Para uma Lourenço Marques cosmopolita, aberta ao Mundo, eminentemente urbana, relativamente sofisticada ainda que colonial, com igrejas de várias denominações, gentes oriundas de quase todo o mundo, casinos e casas de prostituição legais, uma forte dose laica e com o maior templo maçónico de todo o espaço português, a edificação de uma nova igreja de grande dimensão não era assunto leve.

A história a partir daí é magistralmente contada numa interessantíssima, magnífica e eminentemente legível tese académica (212 páginas, com dezenas de fotos no fim) de Ana Furtado, defendida em 2017 e publicada recentemente. Que choca e delicia pela erudição e abrangência dos assuntos ali abordados.

Segundo a Ana, e resumindo as coisas, a construção da actual Catedral deve-se a todo um contexto de então e, localmente, principalmente a 4 pessoas.

O contexto? António de Oliveira Salazar, um nacionalista convicto e um católico relativamente ferrenho, toma o poder em 1928 e, com uma ajudinha do seu amigo o Padre Cerejeira, na altura nomeado Cardeal em Lisboa, principia a construir o Estado Novo, com uma forte componente religiosa, que ele considerava parte da “fibra da Nação”. Essa obra incluiu a assinatura de vários acordos com a Santa Sé e um investimento considerável nos esforços de implantação e reforço das instituições católicas em todos os territórios que na altura integravam Portugal. Simultaneamente, desencadeia um conjunto de acções com vista a reforçar um sentido de objectivo à sociedade portuguesa, baseada no passado histórico, que se procurou glorificar até ao ponto da exaustão.

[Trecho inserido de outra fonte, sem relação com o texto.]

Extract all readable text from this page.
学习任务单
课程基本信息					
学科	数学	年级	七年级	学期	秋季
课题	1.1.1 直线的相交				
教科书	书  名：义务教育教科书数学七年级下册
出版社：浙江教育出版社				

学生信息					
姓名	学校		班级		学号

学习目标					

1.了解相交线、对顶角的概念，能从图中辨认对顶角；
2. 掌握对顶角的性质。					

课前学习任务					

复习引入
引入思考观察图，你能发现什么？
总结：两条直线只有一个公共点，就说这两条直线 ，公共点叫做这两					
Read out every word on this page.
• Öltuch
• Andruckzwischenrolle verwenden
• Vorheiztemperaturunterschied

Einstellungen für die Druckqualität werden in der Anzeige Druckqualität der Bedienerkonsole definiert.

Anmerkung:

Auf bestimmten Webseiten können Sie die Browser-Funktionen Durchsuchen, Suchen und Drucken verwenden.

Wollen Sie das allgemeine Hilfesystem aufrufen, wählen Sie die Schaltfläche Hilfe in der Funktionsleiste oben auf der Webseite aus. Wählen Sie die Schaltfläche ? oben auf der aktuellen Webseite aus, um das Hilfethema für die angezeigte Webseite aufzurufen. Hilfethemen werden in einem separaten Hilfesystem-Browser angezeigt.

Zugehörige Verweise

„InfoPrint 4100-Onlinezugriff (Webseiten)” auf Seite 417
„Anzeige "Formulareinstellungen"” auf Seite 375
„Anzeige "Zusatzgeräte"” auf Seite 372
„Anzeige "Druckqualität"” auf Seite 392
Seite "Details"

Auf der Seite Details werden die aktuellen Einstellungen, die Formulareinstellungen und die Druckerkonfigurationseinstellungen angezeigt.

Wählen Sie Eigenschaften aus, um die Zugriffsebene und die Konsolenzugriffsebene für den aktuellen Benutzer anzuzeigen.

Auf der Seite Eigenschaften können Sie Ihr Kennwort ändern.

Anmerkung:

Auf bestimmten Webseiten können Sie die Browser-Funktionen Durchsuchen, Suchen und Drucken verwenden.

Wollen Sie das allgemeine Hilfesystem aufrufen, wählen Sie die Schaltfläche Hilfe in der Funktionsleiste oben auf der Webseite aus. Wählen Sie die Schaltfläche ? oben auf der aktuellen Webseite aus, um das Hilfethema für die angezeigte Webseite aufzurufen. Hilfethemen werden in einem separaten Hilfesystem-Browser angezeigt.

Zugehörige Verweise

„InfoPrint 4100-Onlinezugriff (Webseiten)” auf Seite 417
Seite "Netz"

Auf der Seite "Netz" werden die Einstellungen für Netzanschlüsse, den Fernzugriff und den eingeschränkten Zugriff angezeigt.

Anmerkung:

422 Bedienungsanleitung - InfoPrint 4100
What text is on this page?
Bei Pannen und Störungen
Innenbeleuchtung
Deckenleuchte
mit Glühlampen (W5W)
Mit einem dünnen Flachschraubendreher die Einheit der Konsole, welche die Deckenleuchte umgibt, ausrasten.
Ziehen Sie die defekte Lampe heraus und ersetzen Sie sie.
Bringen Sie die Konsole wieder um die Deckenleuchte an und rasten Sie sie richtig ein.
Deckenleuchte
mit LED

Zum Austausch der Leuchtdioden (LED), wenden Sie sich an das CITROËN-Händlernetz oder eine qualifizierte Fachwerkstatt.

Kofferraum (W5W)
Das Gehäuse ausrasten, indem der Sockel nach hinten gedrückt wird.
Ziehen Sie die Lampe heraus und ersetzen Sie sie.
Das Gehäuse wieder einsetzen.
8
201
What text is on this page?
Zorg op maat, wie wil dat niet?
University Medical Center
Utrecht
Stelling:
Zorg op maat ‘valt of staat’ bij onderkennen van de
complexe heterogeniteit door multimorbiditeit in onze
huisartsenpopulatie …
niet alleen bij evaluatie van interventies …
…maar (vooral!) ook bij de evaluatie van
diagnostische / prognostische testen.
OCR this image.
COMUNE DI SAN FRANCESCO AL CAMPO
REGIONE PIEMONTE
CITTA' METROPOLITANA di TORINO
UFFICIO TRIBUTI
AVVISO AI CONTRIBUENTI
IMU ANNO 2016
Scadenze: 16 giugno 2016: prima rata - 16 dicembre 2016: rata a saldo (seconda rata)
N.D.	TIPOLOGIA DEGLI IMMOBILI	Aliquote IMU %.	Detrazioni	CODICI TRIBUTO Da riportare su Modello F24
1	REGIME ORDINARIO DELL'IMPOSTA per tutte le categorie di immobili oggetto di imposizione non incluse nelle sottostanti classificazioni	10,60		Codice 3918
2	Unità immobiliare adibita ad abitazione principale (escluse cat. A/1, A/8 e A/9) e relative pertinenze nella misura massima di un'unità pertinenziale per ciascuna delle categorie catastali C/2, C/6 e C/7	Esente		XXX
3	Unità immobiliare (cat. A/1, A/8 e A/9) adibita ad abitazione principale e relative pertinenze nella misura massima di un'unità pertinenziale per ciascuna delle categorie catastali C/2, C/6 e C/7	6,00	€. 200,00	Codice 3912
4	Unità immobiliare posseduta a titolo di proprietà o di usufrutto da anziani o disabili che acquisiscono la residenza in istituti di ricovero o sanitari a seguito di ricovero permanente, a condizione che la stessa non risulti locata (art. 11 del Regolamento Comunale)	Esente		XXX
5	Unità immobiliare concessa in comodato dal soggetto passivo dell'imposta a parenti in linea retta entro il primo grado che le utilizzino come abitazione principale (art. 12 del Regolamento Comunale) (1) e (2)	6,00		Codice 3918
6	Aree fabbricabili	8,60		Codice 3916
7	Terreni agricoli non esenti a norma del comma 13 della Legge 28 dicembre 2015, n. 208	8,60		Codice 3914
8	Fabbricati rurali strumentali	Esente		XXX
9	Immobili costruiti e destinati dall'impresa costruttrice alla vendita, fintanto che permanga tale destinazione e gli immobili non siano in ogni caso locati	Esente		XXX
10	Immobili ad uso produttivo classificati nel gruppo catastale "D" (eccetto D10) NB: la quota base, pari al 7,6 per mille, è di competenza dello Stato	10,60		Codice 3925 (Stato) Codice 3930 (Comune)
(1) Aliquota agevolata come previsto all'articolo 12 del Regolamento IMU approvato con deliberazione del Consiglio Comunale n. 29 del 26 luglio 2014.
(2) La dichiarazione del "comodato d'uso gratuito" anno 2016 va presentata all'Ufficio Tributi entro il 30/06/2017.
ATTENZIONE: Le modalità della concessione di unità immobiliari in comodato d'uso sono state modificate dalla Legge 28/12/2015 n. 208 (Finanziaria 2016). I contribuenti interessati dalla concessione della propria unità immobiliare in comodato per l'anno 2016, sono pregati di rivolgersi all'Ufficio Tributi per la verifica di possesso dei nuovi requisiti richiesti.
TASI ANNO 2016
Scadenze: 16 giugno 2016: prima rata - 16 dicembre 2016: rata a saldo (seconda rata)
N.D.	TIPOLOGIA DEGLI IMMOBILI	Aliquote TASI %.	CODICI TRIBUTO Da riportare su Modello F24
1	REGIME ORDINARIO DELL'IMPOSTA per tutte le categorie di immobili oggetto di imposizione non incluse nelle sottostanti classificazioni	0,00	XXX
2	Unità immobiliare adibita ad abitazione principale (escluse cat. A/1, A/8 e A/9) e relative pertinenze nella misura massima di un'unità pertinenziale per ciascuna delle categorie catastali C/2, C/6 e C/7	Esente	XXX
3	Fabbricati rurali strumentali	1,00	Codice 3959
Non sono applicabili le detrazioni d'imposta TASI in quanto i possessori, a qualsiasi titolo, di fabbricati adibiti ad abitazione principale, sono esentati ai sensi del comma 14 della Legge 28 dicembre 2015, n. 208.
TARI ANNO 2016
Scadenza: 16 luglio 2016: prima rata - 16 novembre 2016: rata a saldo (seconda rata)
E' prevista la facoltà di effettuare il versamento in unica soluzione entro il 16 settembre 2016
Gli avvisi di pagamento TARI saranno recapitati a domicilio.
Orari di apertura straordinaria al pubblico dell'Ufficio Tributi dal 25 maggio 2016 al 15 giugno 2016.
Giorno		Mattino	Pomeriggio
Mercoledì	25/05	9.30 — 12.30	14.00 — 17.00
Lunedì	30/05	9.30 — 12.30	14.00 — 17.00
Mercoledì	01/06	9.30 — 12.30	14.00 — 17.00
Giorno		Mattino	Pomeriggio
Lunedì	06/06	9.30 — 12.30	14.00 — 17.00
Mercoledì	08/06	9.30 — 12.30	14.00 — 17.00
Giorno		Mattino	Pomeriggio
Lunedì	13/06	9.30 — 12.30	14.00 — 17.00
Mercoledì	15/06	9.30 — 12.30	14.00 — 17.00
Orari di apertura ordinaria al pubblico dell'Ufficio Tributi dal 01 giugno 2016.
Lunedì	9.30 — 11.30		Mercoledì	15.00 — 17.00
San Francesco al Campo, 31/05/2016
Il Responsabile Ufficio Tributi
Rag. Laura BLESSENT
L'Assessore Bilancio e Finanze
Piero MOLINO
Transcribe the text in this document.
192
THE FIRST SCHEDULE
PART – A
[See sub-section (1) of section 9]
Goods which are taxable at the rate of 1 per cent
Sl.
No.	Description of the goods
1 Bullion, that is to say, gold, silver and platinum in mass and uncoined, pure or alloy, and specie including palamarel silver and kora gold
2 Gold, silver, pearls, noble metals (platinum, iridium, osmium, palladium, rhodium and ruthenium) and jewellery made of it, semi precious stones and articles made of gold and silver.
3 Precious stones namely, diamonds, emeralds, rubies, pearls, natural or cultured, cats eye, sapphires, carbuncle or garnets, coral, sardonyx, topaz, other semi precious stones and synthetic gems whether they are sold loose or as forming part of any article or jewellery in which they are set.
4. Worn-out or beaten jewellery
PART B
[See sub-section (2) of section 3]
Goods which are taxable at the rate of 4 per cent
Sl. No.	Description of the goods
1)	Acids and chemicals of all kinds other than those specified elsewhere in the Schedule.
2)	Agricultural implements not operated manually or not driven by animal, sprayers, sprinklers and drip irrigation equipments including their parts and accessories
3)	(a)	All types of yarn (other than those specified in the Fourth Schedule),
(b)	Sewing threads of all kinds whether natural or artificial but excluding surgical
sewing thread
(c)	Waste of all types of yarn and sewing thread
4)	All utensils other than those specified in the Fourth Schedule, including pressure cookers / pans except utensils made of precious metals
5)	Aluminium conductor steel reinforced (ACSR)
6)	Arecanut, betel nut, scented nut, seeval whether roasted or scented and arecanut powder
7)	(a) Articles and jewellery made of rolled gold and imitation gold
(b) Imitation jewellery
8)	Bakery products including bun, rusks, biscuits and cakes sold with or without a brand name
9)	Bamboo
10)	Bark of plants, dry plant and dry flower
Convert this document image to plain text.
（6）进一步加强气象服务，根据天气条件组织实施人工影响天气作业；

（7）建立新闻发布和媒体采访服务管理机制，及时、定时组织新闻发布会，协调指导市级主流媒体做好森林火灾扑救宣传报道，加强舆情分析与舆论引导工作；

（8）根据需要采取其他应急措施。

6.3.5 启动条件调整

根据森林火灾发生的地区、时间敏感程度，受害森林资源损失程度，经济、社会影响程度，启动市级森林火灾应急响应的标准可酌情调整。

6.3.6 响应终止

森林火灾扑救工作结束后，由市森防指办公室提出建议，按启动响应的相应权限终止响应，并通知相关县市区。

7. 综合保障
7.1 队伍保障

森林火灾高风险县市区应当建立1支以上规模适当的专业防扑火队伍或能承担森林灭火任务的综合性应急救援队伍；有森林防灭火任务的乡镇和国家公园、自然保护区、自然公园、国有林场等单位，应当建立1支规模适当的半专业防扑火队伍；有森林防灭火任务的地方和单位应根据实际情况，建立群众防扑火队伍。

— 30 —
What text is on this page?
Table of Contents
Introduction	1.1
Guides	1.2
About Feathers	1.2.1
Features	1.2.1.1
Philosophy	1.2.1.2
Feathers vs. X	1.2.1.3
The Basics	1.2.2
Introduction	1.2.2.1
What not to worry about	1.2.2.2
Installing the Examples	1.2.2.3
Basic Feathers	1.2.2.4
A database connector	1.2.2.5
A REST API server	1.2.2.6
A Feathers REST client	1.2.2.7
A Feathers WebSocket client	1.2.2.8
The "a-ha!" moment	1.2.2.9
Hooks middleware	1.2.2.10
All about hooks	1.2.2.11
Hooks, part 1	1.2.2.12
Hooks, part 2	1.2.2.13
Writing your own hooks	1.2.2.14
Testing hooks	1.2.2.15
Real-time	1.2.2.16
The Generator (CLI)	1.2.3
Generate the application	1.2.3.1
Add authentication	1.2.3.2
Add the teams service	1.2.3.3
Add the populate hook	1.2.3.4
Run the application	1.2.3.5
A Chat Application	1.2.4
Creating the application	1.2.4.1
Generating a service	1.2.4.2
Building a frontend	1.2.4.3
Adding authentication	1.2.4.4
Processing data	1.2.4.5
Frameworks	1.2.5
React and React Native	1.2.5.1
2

É neste contexto que a ideia de se fazer uma nova igreja em Lourenço Marques evolui, com uma crescente atenção e eventualmente, quase apropriação por parte do Estado, para os seus desígnios de glorificação nacional.

As quatro pessoas:

  1. o missionário franciscano e Prelado, D. Rafael da Assunção, que para além de puxar por este projecto, foi a força por detrás da construção das igrejas da Missão Franciscana da Beira, de Homoíne e de São José de Lhanguene.
  2. o Arquitecto António Couto Abreu, que desenhou um projecto de uma igreja (assinado a 20 de Setembro de 1922), considerado algo faraónico e inviável, pois não havia dinheiro e quase tudo que ele previa tinha que ser importado (nota: houve um projecto anterior por Tito Fernandes, mas esse foi logo às urtigas);
  3. o Engº Marcial Freitas e Costa, nos CFM desde 1922, que apresentou o projecto que foi executado, em linhas modernas, simples – e em cimento armado. E que depois foi a sua alma, executando-o.
  4. o lendário Engº Francisco Pinto Teixeira dos Caminhos de Ferro de Moçambique, que, depois de anos e anos de a Câmara Municipal levantar obstáculos ao projecto, ele, que então havia recentemente assumido a presidência da Câmara Municipal de Lourenço Marques, aprovou o projecto de Marcial (os dois conheciam-se muito bem dos CFM) três dias depois de ter sido submetido.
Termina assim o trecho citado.